Figure Three: OFED+ Components
As the above figure illustrates, vendor enhancements are not uncommon in the OFED stack, however, it is important that the base OFED functionality is available as well. The OFED stack can be broken down in to a number of categories outlined below. It is quite unlikely that any single installation will use all the features of the OFED stack, but the robustness of the suite makes it applicable across a broad range of market segments.
- OpenFabrics core and ULPs:
- IB HCA drivers (mthca, mlx4, ipath, ehca)

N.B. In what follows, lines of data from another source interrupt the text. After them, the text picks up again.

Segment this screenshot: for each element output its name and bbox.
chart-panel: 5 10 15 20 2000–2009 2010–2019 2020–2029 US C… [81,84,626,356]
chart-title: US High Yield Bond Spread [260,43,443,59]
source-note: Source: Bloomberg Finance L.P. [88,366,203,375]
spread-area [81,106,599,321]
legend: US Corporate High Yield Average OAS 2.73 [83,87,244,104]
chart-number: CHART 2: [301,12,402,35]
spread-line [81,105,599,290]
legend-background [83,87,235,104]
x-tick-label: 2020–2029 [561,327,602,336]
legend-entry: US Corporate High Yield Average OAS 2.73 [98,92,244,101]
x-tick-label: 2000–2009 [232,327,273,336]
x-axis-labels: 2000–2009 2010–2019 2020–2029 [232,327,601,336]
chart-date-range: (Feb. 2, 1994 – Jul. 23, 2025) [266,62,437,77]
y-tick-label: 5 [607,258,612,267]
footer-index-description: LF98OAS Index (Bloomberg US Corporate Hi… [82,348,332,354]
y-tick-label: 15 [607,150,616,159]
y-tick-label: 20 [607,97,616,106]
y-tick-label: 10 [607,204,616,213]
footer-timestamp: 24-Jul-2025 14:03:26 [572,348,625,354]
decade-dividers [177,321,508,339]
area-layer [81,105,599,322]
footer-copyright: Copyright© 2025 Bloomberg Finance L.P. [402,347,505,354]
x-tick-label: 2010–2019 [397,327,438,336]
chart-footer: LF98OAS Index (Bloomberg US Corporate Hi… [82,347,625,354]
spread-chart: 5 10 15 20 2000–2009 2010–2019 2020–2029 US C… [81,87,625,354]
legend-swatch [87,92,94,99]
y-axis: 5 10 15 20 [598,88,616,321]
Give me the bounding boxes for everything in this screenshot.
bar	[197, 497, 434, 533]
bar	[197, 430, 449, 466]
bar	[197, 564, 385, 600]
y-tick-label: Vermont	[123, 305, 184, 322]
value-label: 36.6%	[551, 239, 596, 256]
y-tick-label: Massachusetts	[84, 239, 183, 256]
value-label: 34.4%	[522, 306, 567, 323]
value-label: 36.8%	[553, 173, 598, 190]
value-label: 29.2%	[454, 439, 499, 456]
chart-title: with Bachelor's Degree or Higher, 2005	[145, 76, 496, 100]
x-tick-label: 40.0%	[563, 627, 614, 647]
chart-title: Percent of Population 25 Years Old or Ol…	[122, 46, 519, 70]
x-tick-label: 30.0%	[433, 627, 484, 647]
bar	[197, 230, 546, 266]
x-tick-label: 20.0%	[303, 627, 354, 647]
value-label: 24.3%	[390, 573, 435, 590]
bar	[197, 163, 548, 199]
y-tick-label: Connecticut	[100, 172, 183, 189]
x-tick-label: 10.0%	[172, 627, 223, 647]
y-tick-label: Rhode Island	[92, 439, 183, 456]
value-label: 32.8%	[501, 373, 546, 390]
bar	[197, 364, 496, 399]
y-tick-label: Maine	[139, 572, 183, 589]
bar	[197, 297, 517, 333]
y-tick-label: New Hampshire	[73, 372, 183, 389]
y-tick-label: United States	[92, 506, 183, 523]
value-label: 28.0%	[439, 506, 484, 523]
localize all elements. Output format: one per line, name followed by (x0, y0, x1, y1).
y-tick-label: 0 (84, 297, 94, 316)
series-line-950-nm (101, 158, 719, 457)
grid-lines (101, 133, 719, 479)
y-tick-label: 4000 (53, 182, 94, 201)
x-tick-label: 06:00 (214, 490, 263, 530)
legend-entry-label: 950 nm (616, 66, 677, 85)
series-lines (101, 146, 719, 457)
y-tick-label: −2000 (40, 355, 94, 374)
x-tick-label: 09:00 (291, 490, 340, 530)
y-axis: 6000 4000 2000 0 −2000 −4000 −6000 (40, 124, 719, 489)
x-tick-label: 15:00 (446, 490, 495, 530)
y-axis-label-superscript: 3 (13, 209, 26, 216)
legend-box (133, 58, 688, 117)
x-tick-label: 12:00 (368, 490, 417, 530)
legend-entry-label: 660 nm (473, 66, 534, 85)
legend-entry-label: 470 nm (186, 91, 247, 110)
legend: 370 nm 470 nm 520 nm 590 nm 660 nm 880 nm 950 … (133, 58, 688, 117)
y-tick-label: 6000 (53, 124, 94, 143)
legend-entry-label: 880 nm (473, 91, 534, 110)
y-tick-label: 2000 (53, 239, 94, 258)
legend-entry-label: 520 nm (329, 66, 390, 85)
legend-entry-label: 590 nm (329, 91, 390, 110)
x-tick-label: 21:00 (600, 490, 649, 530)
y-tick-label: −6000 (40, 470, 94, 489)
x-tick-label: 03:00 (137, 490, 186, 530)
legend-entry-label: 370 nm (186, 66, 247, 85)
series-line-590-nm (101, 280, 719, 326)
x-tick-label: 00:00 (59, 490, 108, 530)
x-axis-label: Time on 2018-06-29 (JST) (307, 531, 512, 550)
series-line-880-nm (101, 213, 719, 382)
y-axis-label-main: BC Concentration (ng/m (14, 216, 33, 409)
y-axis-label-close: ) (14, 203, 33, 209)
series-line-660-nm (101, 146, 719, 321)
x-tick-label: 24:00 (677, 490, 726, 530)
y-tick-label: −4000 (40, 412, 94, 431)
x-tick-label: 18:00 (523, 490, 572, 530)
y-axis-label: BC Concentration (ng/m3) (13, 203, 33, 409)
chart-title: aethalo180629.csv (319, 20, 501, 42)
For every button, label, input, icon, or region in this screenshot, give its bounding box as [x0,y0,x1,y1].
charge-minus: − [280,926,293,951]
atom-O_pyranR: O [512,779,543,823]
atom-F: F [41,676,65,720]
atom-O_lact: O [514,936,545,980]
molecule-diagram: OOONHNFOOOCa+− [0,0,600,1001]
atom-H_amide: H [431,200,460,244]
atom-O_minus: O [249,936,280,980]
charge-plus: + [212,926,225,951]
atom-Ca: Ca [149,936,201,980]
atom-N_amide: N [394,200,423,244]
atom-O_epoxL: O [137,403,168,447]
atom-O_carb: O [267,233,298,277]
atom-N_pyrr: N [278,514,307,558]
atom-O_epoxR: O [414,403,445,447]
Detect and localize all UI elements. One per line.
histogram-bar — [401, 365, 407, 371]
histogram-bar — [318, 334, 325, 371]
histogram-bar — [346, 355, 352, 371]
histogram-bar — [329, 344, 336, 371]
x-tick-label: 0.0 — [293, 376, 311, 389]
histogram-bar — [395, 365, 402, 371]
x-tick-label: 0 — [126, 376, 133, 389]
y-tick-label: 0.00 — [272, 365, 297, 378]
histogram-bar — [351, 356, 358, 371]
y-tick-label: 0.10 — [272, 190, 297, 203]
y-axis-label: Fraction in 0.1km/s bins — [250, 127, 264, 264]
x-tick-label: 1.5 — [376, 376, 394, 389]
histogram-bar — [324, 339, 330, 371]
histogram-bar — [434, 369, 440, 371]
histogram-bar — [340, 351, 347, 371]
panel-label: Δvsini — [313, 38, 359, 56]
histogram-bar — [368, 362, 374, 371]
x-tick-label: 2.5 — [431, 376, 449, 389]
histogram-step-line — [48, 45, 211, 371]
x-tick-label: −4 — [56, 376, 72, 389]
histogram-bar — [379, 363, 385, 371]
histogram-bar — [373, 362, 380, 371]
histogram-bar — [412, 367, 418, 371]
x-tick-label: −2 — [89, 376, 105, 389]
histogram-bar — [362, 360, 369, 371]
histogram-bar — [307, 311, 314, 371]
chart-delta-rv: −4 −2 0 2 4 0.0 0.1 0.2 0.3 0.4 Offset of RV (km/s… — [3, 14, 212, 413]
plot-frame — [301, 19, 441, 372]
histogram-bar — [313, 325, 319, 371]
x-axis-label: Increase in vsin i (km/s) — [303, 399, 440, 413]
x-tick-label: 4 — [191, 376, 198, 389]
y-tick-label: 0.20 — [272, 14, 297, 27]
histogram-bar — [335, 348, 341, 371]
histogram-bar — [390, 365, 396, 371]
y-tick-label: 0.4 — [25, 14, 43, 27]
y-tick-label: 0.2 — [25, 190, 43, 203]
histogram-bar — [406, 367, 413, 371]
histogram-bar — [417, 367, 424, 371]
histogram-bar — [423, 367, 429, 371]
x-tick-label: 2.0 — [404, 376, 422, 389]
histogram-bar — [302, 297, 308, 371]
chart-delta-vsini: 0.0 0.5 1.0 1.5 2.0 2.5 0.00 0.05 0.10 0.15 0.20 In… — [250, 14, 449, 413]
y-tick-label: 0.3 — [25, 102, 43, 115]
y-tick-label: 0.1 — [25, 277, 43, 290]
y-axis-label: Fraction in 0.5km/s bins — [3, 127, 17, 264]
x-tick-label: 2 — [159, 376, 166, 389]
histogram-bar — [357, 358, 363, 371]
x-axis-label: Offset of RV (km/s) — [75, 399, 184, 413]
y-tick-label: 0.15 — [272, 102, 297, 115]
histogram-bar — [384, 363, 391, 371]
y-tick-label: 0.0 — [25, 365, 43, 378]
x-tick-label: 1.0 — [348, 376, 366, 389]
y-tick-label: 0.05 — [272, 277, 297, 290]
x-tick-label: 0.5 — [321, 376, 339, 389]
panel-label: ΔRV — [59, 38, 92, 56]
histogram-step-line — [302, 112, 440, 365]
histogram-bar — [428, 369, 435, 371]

- iWARP RNIC driver (cxgb3, nes)
- IB core modules
- Upper Layer Protocols: IPoIB, SDP, SRP Initiator and target,iSER, Initiator and target, RDS, uDAPL, qlgc_vnic and NFS-RDMA
- OpenFabrics utilities:
- OpenSM (OSM): InfiniBand Subnet Manager
- Diagnostic tools
- Performance tests
- OSU MPI stack supporting the InfiniBand and iWARP interface
- Open MPI stack supporting the InfiniBand and iWARP interface
- OSU MVAPICH2 stack supporting the InfiniBand and iWARP interface
- MPI benchmark tests (OSU benchmarks, Intel MPI benchmarks, Presta)
- Extra packages:
- open-iscsi: open-iscsi initiator with iSER support
- ib-bonding: Bonding driver for IPoIB interface
- Sources of all software modules (under conditions mentioned in the modules LICENSE files)
- RPM packages
It should be noted that vendors like QLogic offers a single Linux driver that works with all QLogic adapters based on the TrueScale architecture. In addition, QLogic’s driver is distributed as part of OFED and is included in the Linux Kernel distributions. In addition to OFED, QLogic products provide the following additional optional capabilities:
- A QLogic accelerated MPI stack: This enhancement provides high performance MPI support for QLogic MPI, Open MPI, HP-MPI, Scali MPI, MVaPICH, and MPICH2.
- Support for QLogic’s InfiniBand Fabric Suite (IFS): This set of tools, which includes FastFabric™, QLogic’s Subnet Manager, and Fabric Viewer, simplifies installation and provides extensive troubleshooting capabilities from a centralized location.
- QLogic enhanced versions of the SCSI RDMA Protocol (SRP) and VNIC are also available, along with a variety of host-based utilities.
It is your turn to ask the questions. Selecting an InfiniBand based network is more than just clicking on web sites or reading product data sheets. The real test is your application(s). The questions posed above should help guide you in your quest for InfiniBand performance and beyond.